Driving home from Jacksonville through a true blue, cool and gorgeous yesterday, Al Stewart began to sing his story-song called “Time Passages.”
I had the memorable opportunity to hear Stewart in person at Britt several years ago, and with 2021 gearing up to be a fabulous revival of joy and song there, I thought to write a present day version sung to the same tune. Consider yourselves properly forewarned of the inanity. I hope you will join me in carefree and melodious abandon, with or without (if you’re alone) your mask. Should you be unfamiliar with Stewart’s work and yearn like everything to sing out, you may find his 1978 top 10 hit here: www.youtube.com/watch?v=LCJkbrQF88A. Musician friends, feel free to perform at will.
It was late in the summer, the sky shown bright blue
All round folks were avoiding you.
Nighttime would find us curled up by the tube
I felt the thrum of my head start throbbing in my
Buy me a fresh one on your way back home tonight.
Well I’m not the kind to live in a mask
The straps are too long and not made to last.
The masks from last April are tattered and worn
Time to replace it and feel reborn,
An ear strap fell off that you left behind
Oh, face coverings.
Buy me a cat mask on your way back home tonight.
Hear your name called and feel yourself starting to look
Don’t know why you suspect that they think you’re a crook
It’s just a mask that you wear.
Well the public is changing, you’re part of the crowd
They laugh at you because your pattern’s loud.
A girl comes toward you, a girl you once knew
You reach out your hand but she turns on you and your
She knows you’re in there you just look a fright in that
Buy me a camo on your way back home tonight.
I don’t need to remind anyone this is tongue in cheek, do I? Of course, you’d never know, I could be sticking my tongue out if I’m sporting my sassy blue floral or the black, dressy number. I plan to start with the silly faces behind my mask at people passing by and see how much pent frustration I can unload.
I do not understand the brouhaha associated with masks. Is it because the dissenters claimed victory over required naps and they’re moving on to more serious issues? We haven’t been challenged to work together as a society for some time. Apparently, we need the practice.
Anyway, I’m beginning to accept masks as the new trend for capturing that youthful glow. Who needs Botox if you can purchase a face covering with say, Jennifer Garner’s lips, or Rihanna’s face imprinted. I’m not saying these are available. Of course, I would need a matching jumpsuit or sandwich board. I mean, why go to all the trouble of creams and potions and tattoos when you can snap a covering over your face and make a 75% improvement right there. Snap! There go the sags, bags and wrinkles. Before long we may petition the governor to permanently mandate facemasks for everyone over 50. Kidding!

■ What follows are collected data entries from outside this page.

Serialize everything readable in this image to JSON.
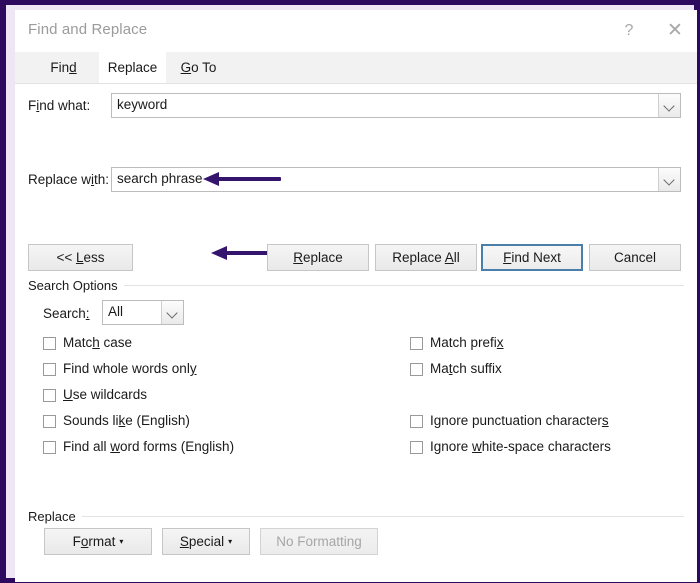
{
  "window": {
    "title": "Find and Replace",
    "help_icon": "question-mark-icon",
    "close_icon": "close-icon"
  },
  "tabs": [
    {
      "label": "Find",
      "accel": "d",
      "active": false
    },
    {
      "label": "Replace",
      "accel": "",
      "active": true
    },
    {
      "label": "Go To",
      "accel": "G",
      "active": false
    }
  ],
  "tab_labels": {
    "find_a": "Fin",
    "find_u": "d",
    "find_b": "",
    "replace": "Replace",
    "goto_a": "",
    "goto_u": "G",
    "goto_b": "o To"
  },
  "fields": {
    "find": {
      "label_a": "F",
      "label_u": "i",
      "label_b": "nd what:",
      "value": "keyword",
      "dropdown_icon": "chevron-down-icon"
    },
    "replace": {
      "label_a": "Replace w",
      "label_u": "i",
      "label_b": "th:",
      "value": "search phrase",
      "dropdown_icon": "chevron-down-icon"
    }
  },
  "buttons": {
    "less": {
      "a": "<< ",
      "u": "L",
      "b": "ess"
    },
    "replace": {
      "a": "",
      "u": "R",
      "b": "eplace"
    },
    "replace_all": {
      "a": "Replace ",
      "u": "A",
      "b": "ll"
    },
    "find_next": {
      "a": "",
      "u": "F",
      "b": "ind Next",
      "focused": true
    },
    "cancel": {
      "a": "Cancel",
      "u": "",
      "b": ""
    }
  },
  "search_options": {
    "group_label": "Search Options",
    "search_label_a": "Search",
    "search_label_u": ":",
    "search_label_b": "",
    "search_value": "All",
    "search_dropdown_icon": "chevron-down-icon",
    "left_checkboxes": [
      {
        "a": "Matc",
        "u": "h",
        "b": " case",
        "checked": false
      },
      {
        "a": "Find whole words onl",
        "u": "y",
        "b": "",
        "checked": false
      },
      {
        "a": "",
        "u": "U",
        "b": "se wildcards",
        "checked": false
      },
      {
        "a": "Sounds li",
        "u": "k",
        "b": "e (English)",
        "checked": false
      },
      {
        "a": "Find all ",
        "u": "w",
        "b": "ord forms (English)",
        "checked": false
      }
    ],
    "right_checkboxes": [
      {
        "a": "Match prefi",
        "u": "x",
        "b": "",
        "checked": false
      },
      {
        "a": "Ma",
        "u": "t",
        "b": "ch suffix",
        "checked": false
      },
      {
        "a": "Ignore punctuation character",
        "u": "s",
        "b": "",
        "checked": false
      },
      {
        "a": "Ignore ",
        "u": "w",
        "b": "hite-space characters",
        "checked": false
      }
    ]
  },
  "replace_group": {
    "group_label": "Replace",
    "format": {
      "a": "F",
      "u": "o",
      "b": "rmat",
      "caret": "▾"
    },
    "special": {
      "a": "",
      "u": "S",
      "b": "pecial",
      "caret": "▾"
    },
    "no_formatting": {
      "a": "No Formatting",
      "u": "",
      "b": ""
    }
  },
  "annotations": [
    {
      "name": "arrow-find-what",
      "direction": "left",
      "color": "#35146e"
    },
    {
      "name": "arrow-replace-with",
      "direction": "left",
      "color": "#35146e"
    }
  ],
  "colors": {
    "frame": "#2d0a5e",
    "accent_arrow": "#35146e",
    "focus_border": "#4a7eab",
    "tab_strip": "#f2f2f2"
  }
}
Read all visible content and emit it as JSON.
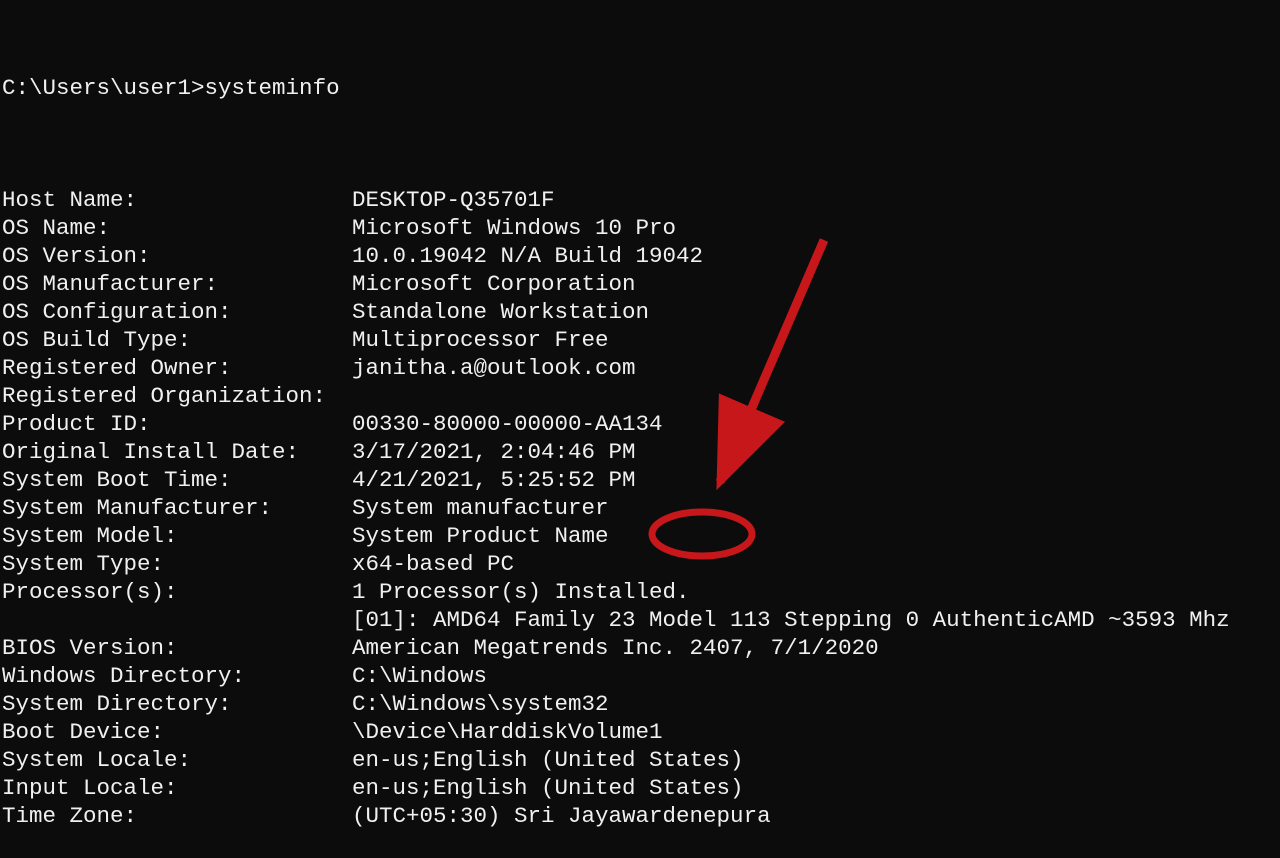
{
  "prompt": {
    "path": "C:\\Users\\user1>",
    "command": "systeminfo"
  },
  "rows": [
    {
      "label": "Host Name:",
      "value": "DESKTOP-Q35701F"
    },
    {
      "label": "OS Name:",
      "value": "Microsoft Windows 10 Pro"
    },
    {
      "label": "OS Version:",
      "value": "10.0.19042 N/A Build 19042"
    },
    {
      "label": "OS Manufacturer:",
      "value": "Microsoft Corporation"
    },
    {
      "label": "OS Configuration:",
      "value": "Standalone Workstation"
    },
    {
      "label": "OS Build Type:",
      "value": "Multiprocessor Free"
    },
    {
      "label": "Registered Owner:",
      "value": "janitha.a@outlook.com"
    },
    {
      "label": "Registered Organization:",
      "value": ""
    },
    {
      "label": "Product ID:",
      "value": "00330-80000-00000-AA134"
    },
    {
      "label": "Original Install Date:",
      "value": "3/17/2021, 2:04:46 PM"
    },
    {
      "label": "System Boot Time:",
      "value": "4/21/2021, 5:25:52 PM"
    },
    {
      "label": "System Manufacturer:",
      "value": "System manufacturer"
    },
    {
      "label": "System Model:",
      "value": "System Product Name"
    },
    {
      "label": "System Type:",
      "value": "x64-based PC"
    },
    {
      "label": "Processor(s):",
      "value": "1 Processor(s) Installed."
    },
    {
      "label": "",
      "value": "[01]: AMD64 Family 23 Model 113 Stepping 0 AuthenticAMD ~3593 Mhz"
    },
    {
      "label": "BIOS Version:",
      "value": "American Megatrends Inc. 2407, 7/1/2020"
    },
    {
      "label": "Windows Directory:",
      "value": "C:\\Windows"
    },
    {
      "label": "System Directory:",
      "value": "C:\\Windows\\system32"
    },
    {
      "label": "Boot Device:",
      "value": "\\Device\\HarddiskVolume1"
    },
    {
      "label": "System Locale:",
      "value": "en-us;English (United States)"
    },
    {
      "label": "Input Locale:",
      "value": "en-us;English (United States)"
    },
    {
      "label": "Time Zone:",
      "value": "(UTC+05:30) Sri Jayawardenepura"
    }
  ],
  "annotation": {
    "arrow_color": "#c8171a",
    "circle_color": "#c8171a"
  }
}
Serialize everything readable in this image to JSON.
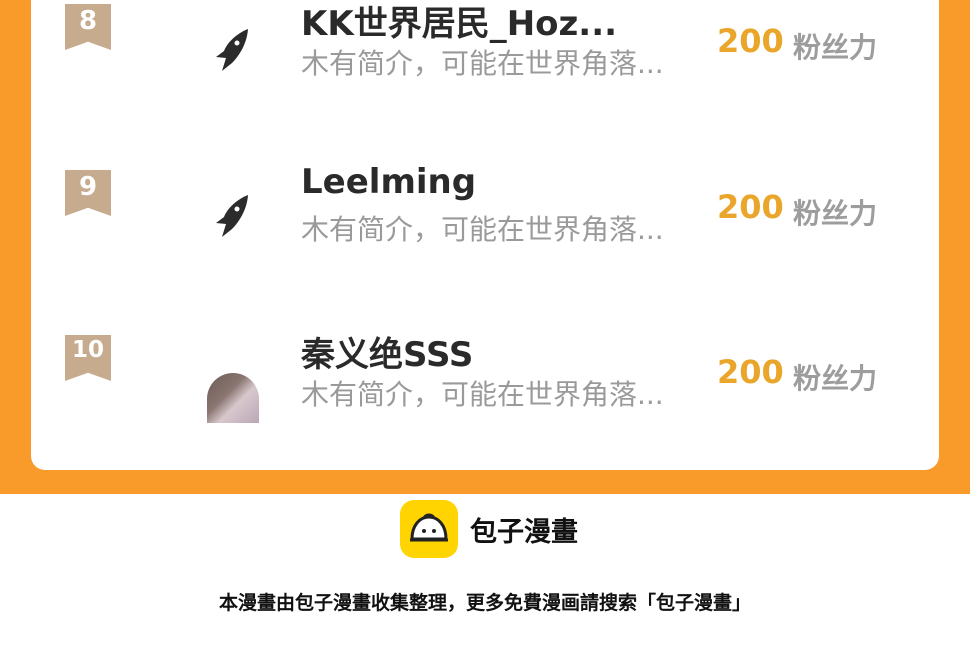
{
  "ranking": {
    "rows": [
      {
        "rank": "8",
        "name": "KK世界居民_Hoz...",
        "bio": "木有简介，可能在世界角落...",
        "score": "200",
        "score_unit": "粉丝力",
        "avatar": "fox-logo-icon"
      },
      {
        "rank": "9",
        "name": "Leelming",
        "bio": "木有简介，可能在世界角落...",
        "score": "200",
        "score_unit": "粉丝力",
        "avatar": "fox-logo-icon"
      },
      {
        "rank": "10",
        "name": "秦义绝SSS",
        "bio": "木有简介，可能在世界角落...",
        "score": "200",
        "score_unit": "粉丝力",
        "avatar": "user-photo"
      }
    ]
  },
  "footer": {
    "brand_name": "包子漫畫",
    "logo_icon": "bun-logo-icon",
    "note": "本漫畫由包子漫畫收集整理，更多免費漫画請搜索「包子漫畫」"
  },
  "colors": {
    "accent_orange": "#f99b2a",
    "score_gold": "#eaa52b",
    "badge_tan": "#c7ab8e",
    "logo_yellow": "#ffd400"
  }
}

Just think, you could become your favorite animal and get away with it, like a duck for instance. These really are a thing, and I dare you to Google duck mask. Oh yeah, full helmet duck coverage available. Believe me, there’s a mask out there for every conceivable style and personality type. Let’s celebrate Halloween in July. Yes, there is a Predator facemask. Let’s show brotherly and sisterly love, take care of one another, and have a little fun until this opportunity for thoughtfulness ends.